To overcome this hurdle, the researchers divided the gene into two parts and enclosed each half in distinct viruses. They then injected this mixture into the cochlea. Despite the viruses incorporating the gene halves into different segments of the cells’ DNA, the cellular machinery assembled the complete protein upon expression.
This unique mixture was injected into the inner ear fluid, and the viruses navigated to the target cells in a manner typical of a standard injection. Both the researchers and participants awaited the initial signs of restored hearing for four to six weeks in each case.
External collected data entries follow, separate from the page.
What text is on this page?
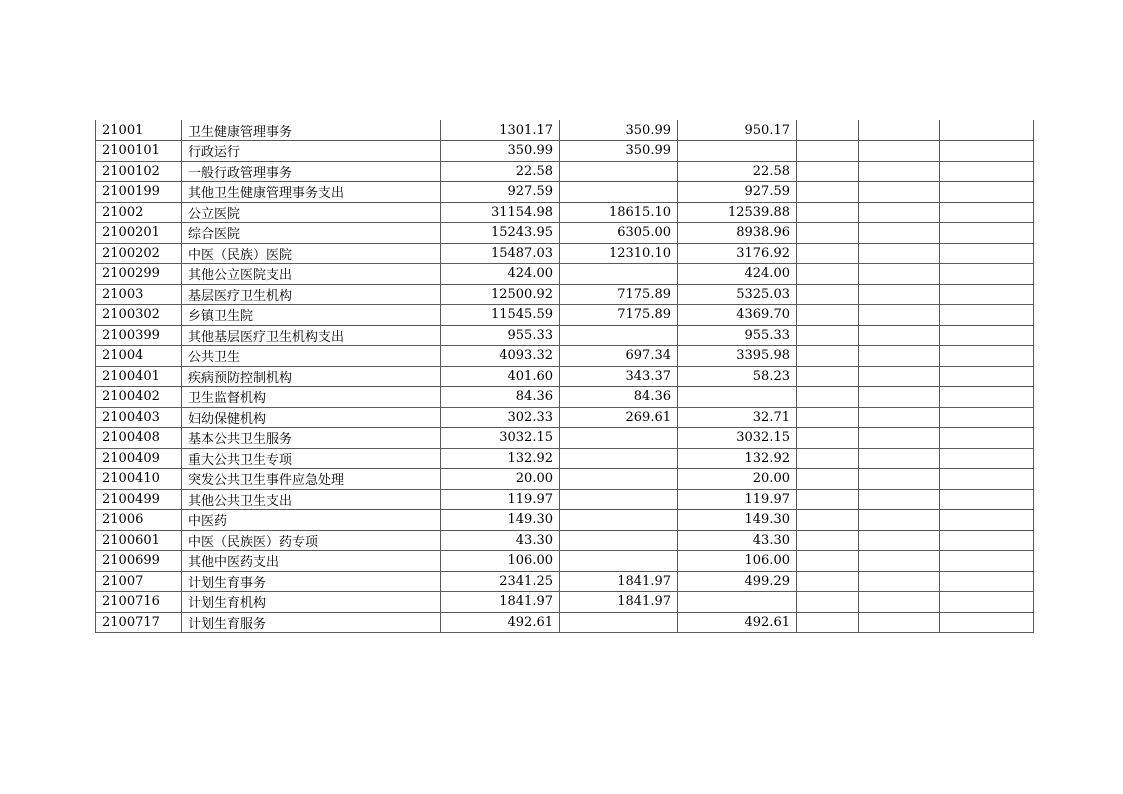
21001	卫生健康管理事务	1301.17	350.99	950.17			
2100101	行政运行	350.99	350.99				
2100102	一般行政管理事务	22.58		22.58			
2100199	其他卫生健康管理事务支出	927.59		927.59			
21002	公立医院	31154.98	18615.10	12539.88			
2100201	综合医院	15243.95	6305.00	8938.96			
2100202	中医（民族）医院	15487.03	12310.10	3176.92			
2100299	其他公立医院支出	424.00		424.00			
21003	基层医疗卫生机构	12500.92	7175.89	5325.03			
2100302	乡镇卫生院	11545.59	7175.89	4369.70			
2100399	其他基层医疗卫生机构支出	955.33		955.33			
21004	公共卫生	4093.32	697.34	3395.98			
2100401	疾病预防控制机构	401.60	343.37	58.23			
2100402	卫生监督机构	84.36	84.36				
2100403	妇幼保健机构	302.33	269.61	32.71			
2100408	基本公共卫生服务	3032.15		3032.15			
2100409	重大公共卫生专项	132.92		132.92			
2100410	突发公共卫生事件应急处理	20.00		20.00			
2100499	其他公共卫生支出	119.97		119.97			
21006	中医药	149.30		149.30			
2100601	中医（民族医）药专项	43.30		43.30			
2100699	其他中医药支出	106.00		106.00			
21007	计划生育事务	2341.25	1841.97	499.29			
2100716	计划生育机构	1841.97	1841.97				
2100717	计划生育服务	492.61		492.61			
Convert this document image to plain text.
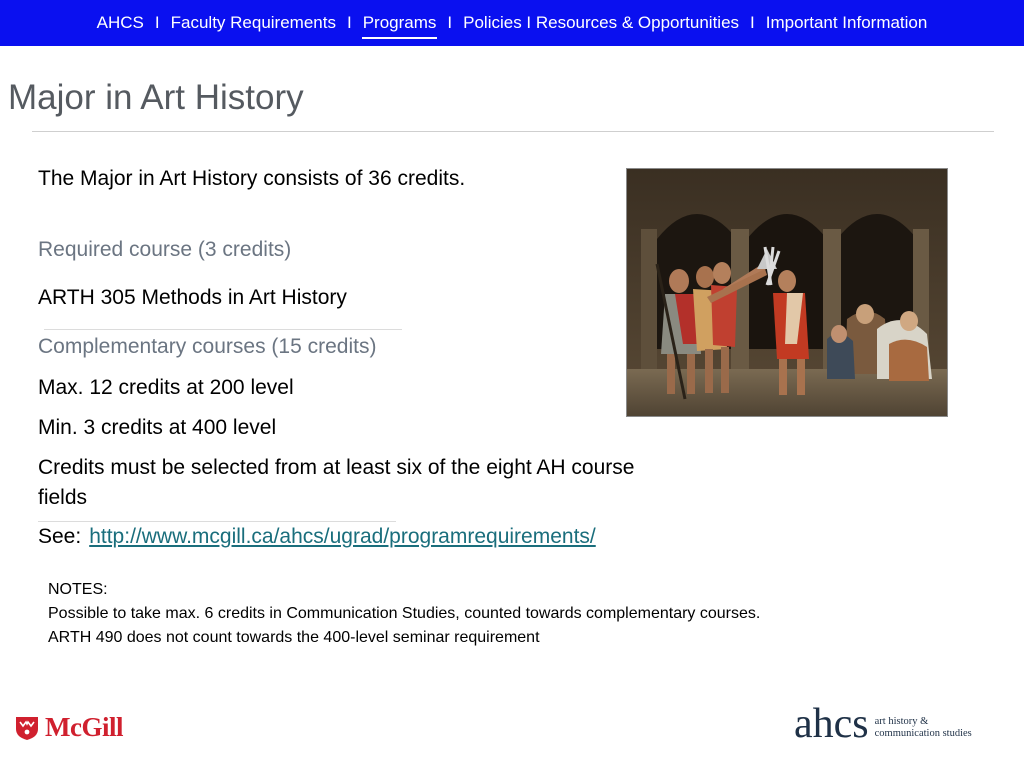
AHCS I Faculty Requirements I Programs I Policies I Resources & Opportunities I Important Information
Major in Art History
The Major in Art History consists of 36 credits.
Required course (3 credits)
ARTH 305 Methods in Art History
Complementary courses (15 credits)
Max. 12 credits at 200 level
Min. 3 credits at 400 level
Credits must be selected from at least six of the eight AH course fields
See: http://www.mcgill.ca/ahcs/ugrad/programrequirements/
NOTES:
Possible to take max. 6 credits in Communication Studies, counted towards complementary courses.
ARTH 490 does not count towards the 400-level seminar requirement
McGill	ahcs art history &
communication studies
Five of the six participants exhibited indications of progressive improvement. By the 26th week, when the cochlear implants were deactivated for the three older children, they could comprehend and respond to speech. Two of them even demonstrated the ability to recognize speech in a noisy environment and engage in a telephone conversation. The younger children also displayed improvements, though they were too young for certain tests.
Notably, one participant showed no signs of improvement. While the exact cause remains uncertain, the researchers speculate it may be attributed to an immune response to the viral vector.